Former-President Bush speechwriter Michael Gerson has a fine op-ed in today's Washington Post, heaping praise on Sen. Mike Lee (R-UT). Gerson writes:

For those who expect and fear an irrepressible conflict between the tea party and the Republican establishment, Sen. Mike Lee of Utah is a hopeful anomaly. Should this anomaly become a trend, the GOP’s future would be considerably brighter.

Few have done more to burn ideological bridges within the GOP. Yet no one from the tea party side is now doing more to construct them....

Lee has been proselytizing for a “comprehensive anti-poverty, upward-mobility agenda” — making him one of the few Republican politicians talking in any sustained way about stalled economic mobility, stagnant middle-class wages and economic inequality. To this, Lee has added a dollop of populist “anti- cronyism,” proposing to simplify the tax code and rein in the big banks. Setting aside the policy details, Lee makes strikingly sane observations about the Republican future....

The subtext here is not a challenge to establishment Republicanism, which would offer no ideological objection to the role of government that Lee described. The real contrast is with libertarianism, particularly of the Rand Paul variety. And Lee has come close to making his criticism explicit. “Freedom means ‘we’re all in this together,’?” he said. “The conservative vision for America is not an Ayn Rand novel.
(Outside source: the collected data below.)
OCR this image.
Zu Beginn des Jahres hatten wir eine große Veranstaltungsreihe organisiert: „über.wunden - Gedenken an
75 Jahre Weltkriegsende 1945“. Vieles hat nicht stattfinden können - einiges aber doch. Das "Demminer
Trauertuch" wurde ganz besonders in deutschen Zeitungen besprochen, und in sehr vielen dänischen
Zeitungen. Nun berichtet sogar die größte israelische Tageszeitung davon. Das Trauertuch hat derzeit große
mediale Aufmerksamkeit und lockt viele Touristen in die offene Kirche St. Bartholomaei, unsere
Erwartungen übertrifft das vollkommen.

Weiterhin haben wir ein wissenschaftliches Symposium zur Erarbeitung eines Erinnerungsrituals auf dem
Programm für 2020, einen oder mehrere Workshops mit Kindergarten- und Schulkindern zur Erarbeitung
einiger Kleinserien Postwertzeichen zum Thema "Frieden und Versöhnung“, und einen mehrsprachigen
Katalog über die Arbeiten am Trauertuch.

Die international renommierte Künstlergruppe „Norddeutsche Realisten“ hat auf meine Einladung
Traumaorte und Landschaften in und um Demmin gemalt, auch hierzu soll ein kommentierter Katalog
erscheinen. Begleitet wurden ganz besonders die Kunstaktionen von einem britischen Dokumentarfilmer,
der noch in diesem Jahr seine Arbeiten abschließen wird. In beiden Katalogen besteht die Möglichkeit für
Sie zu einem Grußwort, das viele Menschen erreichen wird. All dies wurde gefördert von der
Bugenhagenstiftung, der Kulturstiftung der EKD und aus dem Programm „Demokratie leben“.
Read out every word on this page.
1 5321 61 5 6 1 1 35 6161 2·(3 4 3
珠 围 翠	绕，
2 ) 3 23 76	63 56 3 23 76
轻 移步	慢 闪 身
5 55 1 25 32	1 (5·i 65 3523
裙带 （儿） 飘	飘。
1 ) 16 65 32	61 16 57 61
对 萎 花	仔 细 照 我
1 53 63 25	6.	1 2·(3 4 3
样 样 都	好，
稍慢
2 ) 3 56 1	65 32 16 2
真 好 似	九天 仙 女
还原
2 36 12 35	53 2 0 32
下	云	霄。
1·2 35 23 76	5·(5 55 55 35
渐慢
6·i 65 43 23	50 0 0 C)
It’s a Norman Rockwell painting, or a Frank Capra movie: a nation of ‘plain, ordinary kindness, and a little looking out for the other fellow, too.’?”
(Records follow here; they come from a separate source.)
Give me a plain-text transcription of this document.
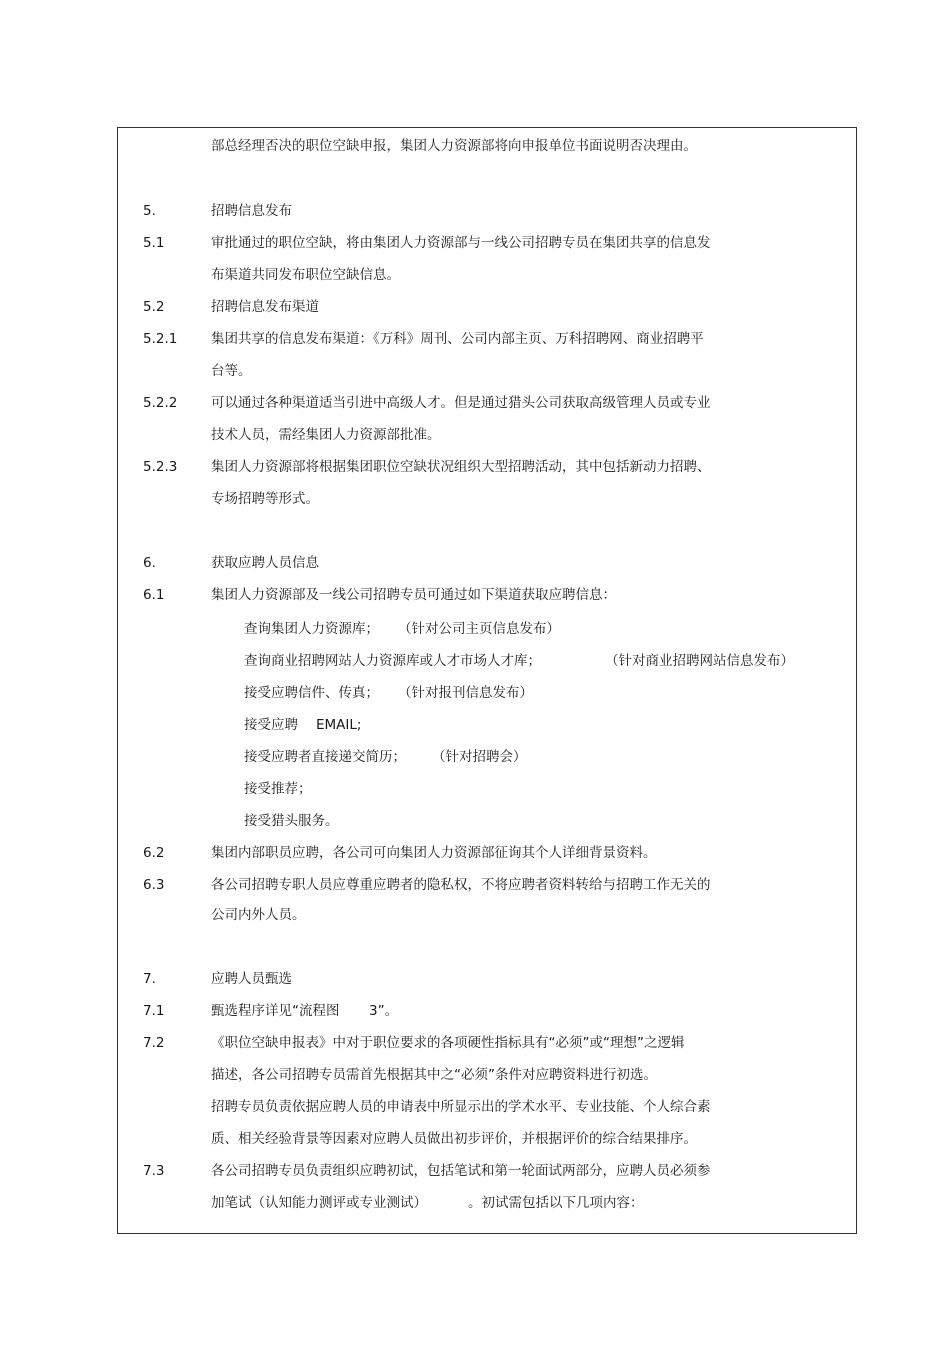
部总经理否决的职位空缺申报，集团人力资源部将向申报单位书面说明否决理由。
5.	招聘信息发布
5.1	审批通过的职位空缺，将由集团人力资源部与一线公司招聘专员在集团共享的信息发
布渠道共同发布职位空缺信息。
5.2	招聘信息发布渠道
5.2.1 集团共享的信息发布渠道：《万科》周刊、公司内部主页、万科招聘网、商业招聘平
台等。
5.2.2 可以通过各种渠道适当引进中高级人才。但是通过猎头公司获取高级管理人员或专业
技术人员，需经集团人力资源部批准。
5.2.3 集团人力资源部将根据集团职位空缺状况组织大型招聘活动，其中包括新动力招聘、
专场招聘等形式。
6.	获取应聘人员信息
6.1	集团人力资源部及一线公司招聘专员可通过如下渠道获取应聘信息：
查询集团人力资源库； （针对公司主页信息发布）
查询商业招聘网站人力资源库或人才市场人才库；	（针对商业招聘网站信息发布）
接受应聘信件、传真； （针对报刊信息发布）
接受应聘 EMAIL;
接受应聘者直接递交简历； （针对招聘会）
接受推荐；
接受猎头服务。
6.2	集团内部职员应聘，各公司可向集团人力资源部征询其个人详细背景资料。
6.3	各公司招聘专职人员应尊重应聘者的隐私权，不将应聘者资料转给与招聘工作无关的
公司内外人员。
7.	应聘人员甄选
7.1	甄选程序详见“流程图 3”。
7.2	《职位空缺申报表》中对于职位要求的各项硬性指标具有“必须”或“理想”之逻辑
描述，各公司招聘专员需首先根据其中之“必须”条件对应聘资料进行初选。
招聘专员负责依据应聘人员的申请表中所显示出的学术水平、专业技能、个人综合素
质、相关经验背景等因素对应聘人员做出初步评价，并根据评价的综合结果排序。
7.3	各公司招聘专员负责组织应聘初试，包括笔试和第一轮面试两部分，应聘人员必须参
加笔试（认知能力测评或专业测试）	。初试需包括以下几项内容：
This is a good, general prescription for Republican recovery: More Frank Capra. Less Ayn Rand.

Gerson hits a few good notes here, but his ultimate conclusion is wrong.

Lee, as Gerson says, is trying to build policy bridges between the populist Tea Party and the Republican establishment. And Lee's communitarian rhetoric is, in many ways, the polar opposite of what establishment Republicans like Mitt Romney have run on. In particular, Lee's tax plan is a direct repudiation of Romney's individualist 47 percent line.
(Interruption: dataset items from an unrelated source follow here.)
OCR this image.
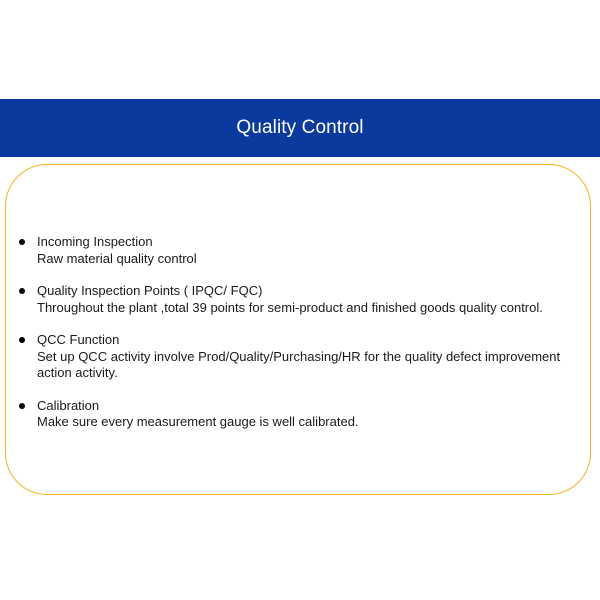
Quality Control
Incoming Inspection
Raw material quality control
Quality Inspection Points ( IPQC/ FQC)
Throughout the plant ,total 39 points for semi-product and finished goods quality control.
QCC Function
Set up QCC activity involve Prod/Quality/Purchasing/HR for the quality defect improvement action activity.
Calibration
Make sure every measurement gauge is well calibrated.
But Gerson goes, on to claim, "Lee's specific agenda ... is well within the broad tradition of ... compassionate conservatism."

This is just plain false. Bush's compassionate conservatism oversaw the largest expansion of the entitlement state since President Johnson and before President Obama. Bush greatly expanded the scope and power of the Department of Education and he signed the pork-filled 2005 transportation bill.

Lee's policies take the federal government in the opposite direction. Lee's transportation bill cuts the gas tax and returns most transportation spending to the states. His education bill empowers state governments to foster higher education competition by bypassing federally empowered accrediting organizations.

And most importantly, Lee's populist policies are the exact opposite of the corporatist deal Bush struck with drug companies when he expanded Medicare Part D.

There simply is no major difference between Lee's limited government vision, and the one espoused by most libertarians, including Rand Paul. Lee's vision, however, is antithetical to how K Street Establishment Republicans have governed Washington in the very recent past.

But by getting establishment Republicans like Gerson to move in his direction, Lee is slowly changing the soul of the party.